Traditionally, and still, elite sport is not seen as a space for strong, successful women, rather we are the anomaly. The IOC is urging all media outlets to “select more photos that portray female athletes as strong, confident and capable in a sporting context.” The fact it even needs stating, says a lot.
With these Games, the most gender balanced in history, and with the female athletes who have made it onto the greatest sporting stage of them all, we have the best possible opportunity to continue to push for and be a part of fundamental societal change.

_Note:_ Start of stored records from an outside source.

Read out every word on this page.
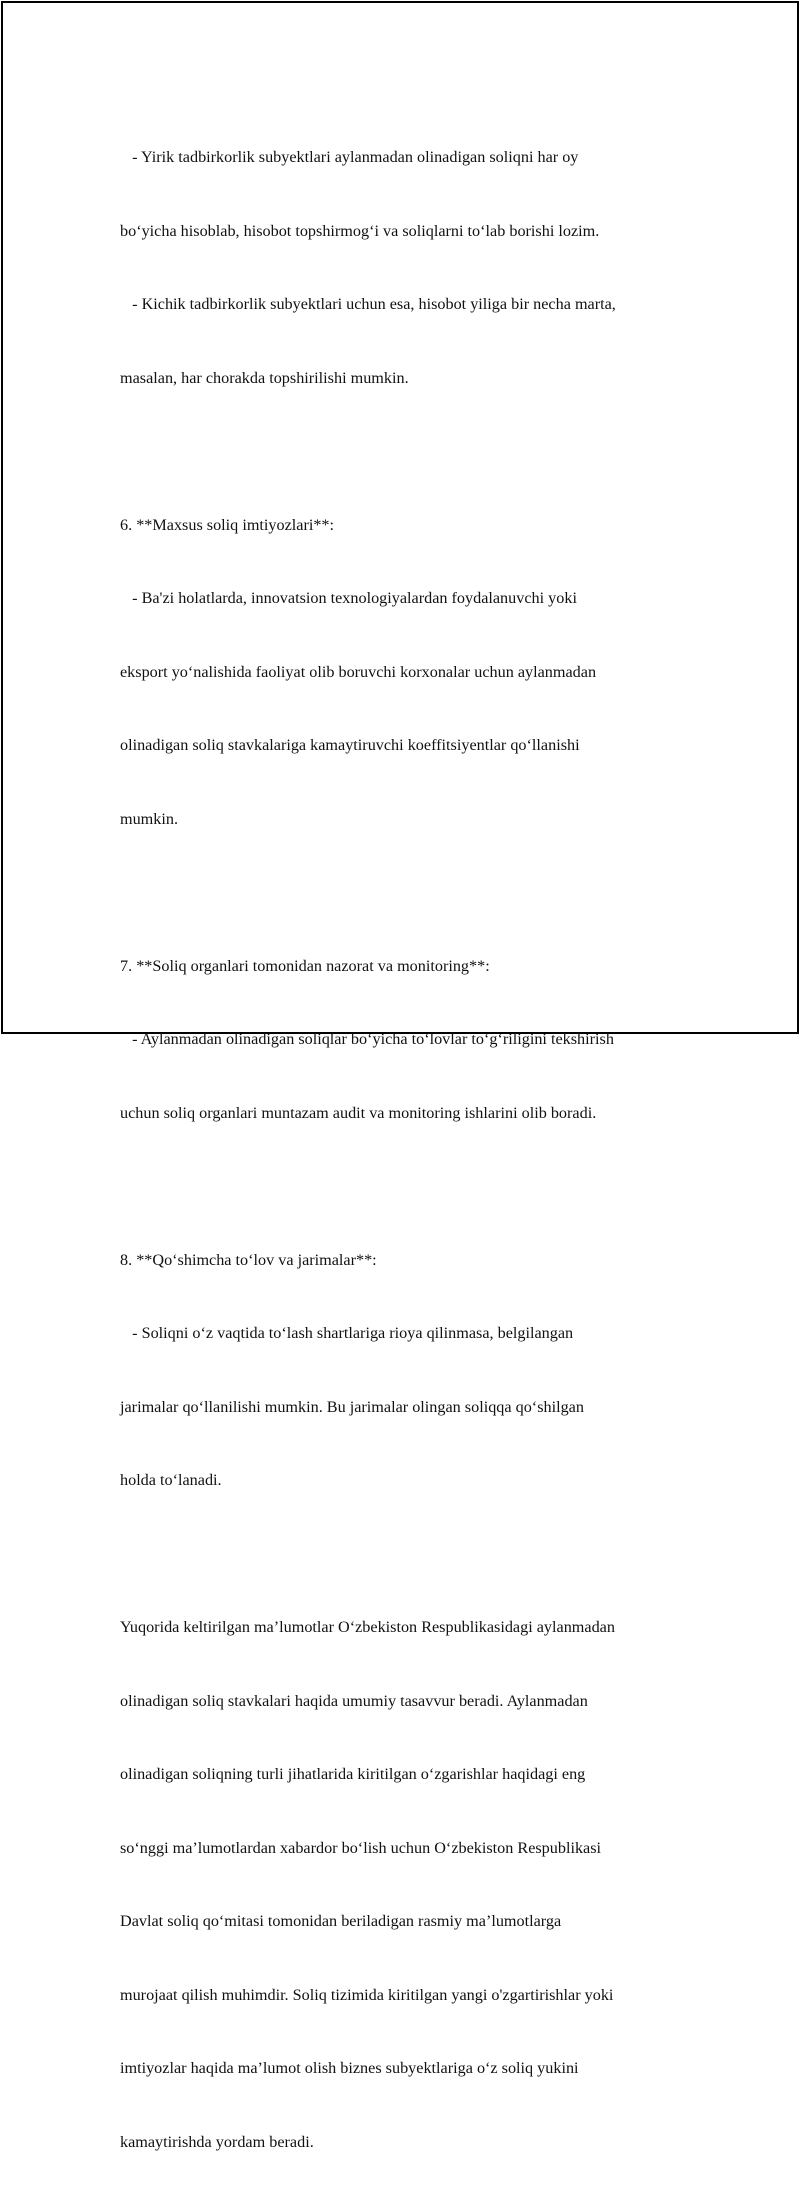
- Yirik tadbirkorlik subyektlari aylanmadan olinadigan soliqni har oy

bo‘yicha hisoblab, hisobot topshirmog‘i va soliqlarni to‘lab borishi lozim.

- Kichik tadbirkorlik subyektlari uchun esa, hisobot yiliga bir necha marta,

masalan, har chorakda topshirilishi mumkin.

6. **Maxsus soliq imtiyozlari**:

- Ba'zi holatlarda, innovatsion texnologiyalardan foydalanuvchi yoki

eksport yo‘nalishida faoliyat olib boruvchi korxonalar uchun aylanmadan

olinadigan soliq stavkalariga kamaytiruvchi koeffitsiyentlar qo‘llanishi

mumkin.

7. **Soliq organlari tomonidan nazorat va monitoring**:

- Aylanmadan olinadigan soliqlar bo‘yicha to‘lovlar to‘g‘riligini tekshirish

uchun soliq organlari muntazam audit va monitoring ishlarini olib boradi.

8. **Qo‘shimcha to‘lov va jarimalar**:

- Soliqni o‘z vaqtida to‘lash shartlariga rioya qilinmasa, belgilangan

jarimalar qo‘llanilishi mumkin. Bu jarimalar olingan soliqqa qo‘shilgan

holda to‘lanadi.

Yuqorida keltirilgan ma’lumotlar O‘zbekiston Respublikasidagi aylanmadan

olinadigan soliq stavkalari haqida umumiy tasavvur beradi. Aylanmadan

olinadigan soliqning turli jihatlarida kiritilgan o‘zgarishlar haqidagi eng

so‘nggi ma’lumotlardan xabardor bo‘lish uchun O‘zbekiston Respublikasi

Davlat soliq qo‘mitasi tomonidan beriladigan rasmiy ma’lumotlarga

murojaat qilish muhimdir. Soliq tizimida kiritilgan yangi o'zgartirishlar yoki

imtiyozlar haqida ma’lumot olish biznes subyektlariga o‘z soliq yukini

kamaytirishda yordam beradi.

The theme for these Tokyo 2020 is ‘United in Emotion’. Against the ongoing backdrop of a global pandemic, and the difficulties each and every one of us will have suffered over the last year, there is a greater need since the Second World War to be united, to be uplifted, to share in emotion that is both global and personal. Sport, and in particular the Olympic Games, has the power to do this like little else. But there is also an historical and ongoing need to provide inspiration for, and representation of strong, successful, female role models, in sport and beyond. Team GB’s female athletes have done all they can to put themselves in that position, it’s up to all of us to build on those achievements, to allow these Olympic Games to count for something much bigger than gold medals.